Unlike some other self-help books this one treats anger as a tool of self-development and an opportunity to learn more about yourself. It does not teach you to control your anger, quite the opposite, it says that one has a right to feel the emotions that one experiences without feeling guilty about it. It teaches that you cannot control the others or their feelings and opinions. This is the first very helpful lesson I learnt. Trying controlling others is what often makes you even angrier. According to the author, your anger is your own problem, and you simply cannot rely on others to sort it out for you. If you are unhappy with someone, it is your responsibilty to make a decision (ranging from "I can live with it" or "This is unacceptable - this will have to change"), think of acceptable changes and folow the through. She sees all relationship as "dances", where if you want to change your usual "steps" and break the circle, you will have to realise that it will inevitably affect your partner, which might result in him/her also changing their "steps". She does warn also that it may result in them stopping the "dance" altogether - i.e. stopping the relationship. This book will help you to gain insight into what YOU really want.

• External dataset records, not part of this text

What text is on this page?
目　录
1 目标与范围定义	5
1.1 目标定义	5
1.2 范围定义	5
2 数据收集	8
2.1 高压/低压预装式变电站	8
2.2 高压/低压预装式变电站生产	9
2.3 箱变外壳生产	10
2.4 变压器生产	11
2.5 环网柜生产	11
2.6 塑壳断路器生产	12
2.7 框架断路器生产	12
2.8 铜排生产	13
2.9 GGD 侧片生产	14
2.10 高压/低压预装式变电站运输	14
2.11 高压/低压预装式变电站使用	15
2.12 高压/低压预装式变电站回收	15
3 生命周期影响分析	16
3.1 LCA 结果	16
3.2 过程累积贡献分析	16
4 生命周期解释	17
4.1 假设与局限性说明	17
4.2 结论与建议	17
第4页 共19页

Another good advice is never make important decisions or argue your case when you are hurt or angry. At this moment you are very vulnerable and confused and probably will not be able to communicate your feelings to others.
Wonderful book - worked like magic with my partner! Everyone should read it - it is not just for women! Full of examples, which when you read, you go "OMG, this is SO about me!".
Please, please, please - read this book! It's very insightful and (mostly) positive!